BIS Oxford Economics chief Australia economist Sarah Hunter said the GDP result will be “much softer” than the 1.8 per cent rebound recorded in the first quarter of the year as lockdowns came to an end.

“The extended lockdowns in NSW, Canberra and Victoria are clearly putting a significant drag on the economy – around 60 per cent of the population are currently in lockdown – which will be recorded in the September quarter data,” Ms Hunter said.

“The economy is likely to contract by well over 3 per cent, but with vaccination rates rising sharply, particularly in NSW and Victoria, state governments are flagging easing restrictions from mid-fourth quarter onwards, which will allow the economic recovery to begin before the end of the year.”

AMP Capital chief economist Shane Oliver said the current quarter is likely to show a 4 per cent decline in GDP due to the lockdowns, but a bounce back driven by reopening in the December quarter would help avoid a second recession.
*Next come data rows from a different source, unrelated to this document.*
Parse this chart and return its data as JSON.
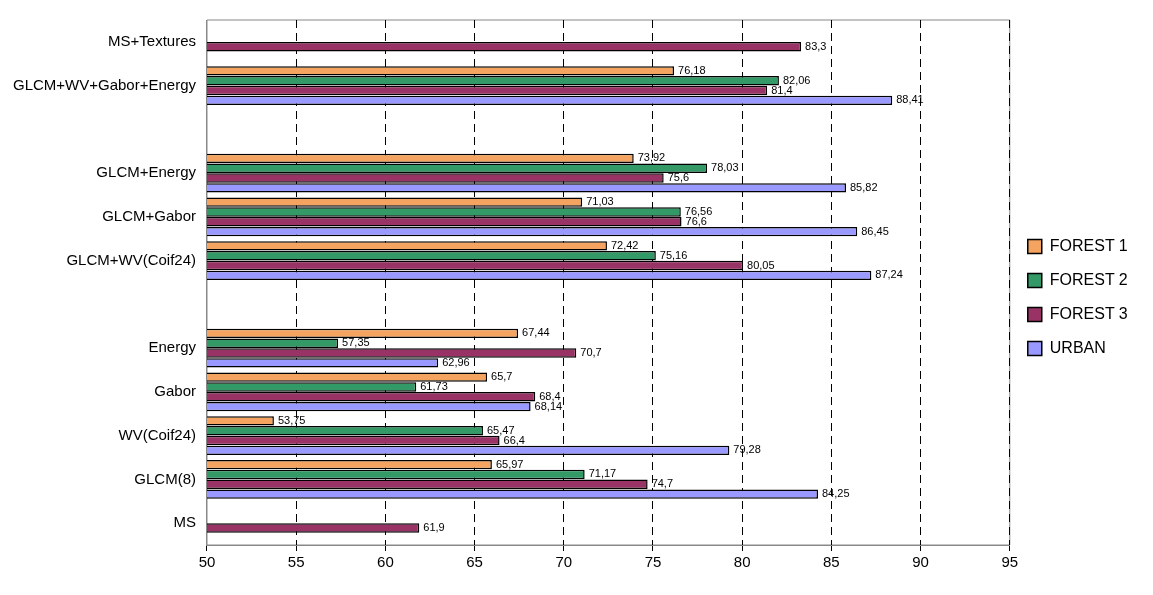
{
  "chart_data": {
    "type": "bar",
    "orientation": "horizontal",
    "categories": [
      "MS+Textures",
      "GLCM+WV+Gabor+Energy",
      null,
      "GLCM+Energy",
      "GLCM+Gabor",
      "GLCM+WV(Coif24)",
      null,
      "Energy",
      "Gabor",
      "WV(Coif24)",
      "GLCM(8)",
      "MS"
    ],
    "series": [
      {
        "name": "FOREST 1",
        "color": "#f4a460",
        "values": [
          null,
          76.18,
          null,
          73.92,
          71.03,
          72.42,
          null,
          67.44,
          65.7,
          53.75,
          65.97,
          null
        ],
        "value_labels": [
          null,
          "76,18",
          null,
          "73,92",
          "71,03",
          "72,42",
          null,
          "67,44",
          "65,7",
          "53,75",
          "65,97",
          null
        ]
      },
      {
        "name": "FOREST 2",
        "color": "#339966",
        "values": [
          null,
          82.06,
          null,
          78.03,
          76.56,
          75.16,
          null,
          57.35,
          61.73,
          65.47,
          71.17,
          null
        ],
        "value_labels": [
          null,
          "82,06",
          null,
          "78,03",
          "76,56",
          "75,16",
          null,
          "57,35",
          "61,73",
          "65,47",
          "71,17",
          null
        ]
      },
      {
        "name": "FOREST 3",
        "color": "#993366",
        "values": [
          83.3,
          81.4,
          null,
          75.6,
          76.6,
          80.05,
          null,
          70.7,
          68.4,
          66.4,
          74.7,
          61.9
        ],
        "value_labels": [
          "83,3",
          "81,4",
          null,
          "75,6",
          "76,6",
          "80,05",
          null,
          "70,7",
          "68,4",
          "66,4",
          "74,7",
          "61,9"
        ]
      },
      {
        "name": "URBAN",
        "color": "#9999ff",
        "values": [
          null,
          88.41,
          null,
          85.82,
          86.45,
          87.24,
          null,
          62.96,
          68.14,
          79.28,
          84.25,
          null
        ],
        "value_labels": [
          null,
          "88,41",
          null,
          "85,82",
          "86,45",
          "87,24",
          null,
          "62,96",
          "68,14",
          "79,28",
          "84,25",
          null
        ]
      }
    ],
    "xlim": [
      50,
      95
    ],
    "xticks": [
      50,
      55,
      60,
      65,
      70,
      75,
      80,
      85,
      90,
      95
    ],
    "grid": "x",
    "legend": "right"
  }
}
“Not that it makes much difference of course for many businesses and workers hit by the lockdowns for whom it would feel like a recession anyway,” Dr Oliver said.

Labor shadow Treasurer Jim Chalmers said there wouldn’t be a first-rate economic recovery without a strong vaccine roll out.

“And unfortunately, no matter what the numbers say tomorrow, that’s what we’re seeing in the Australian economy,” he said.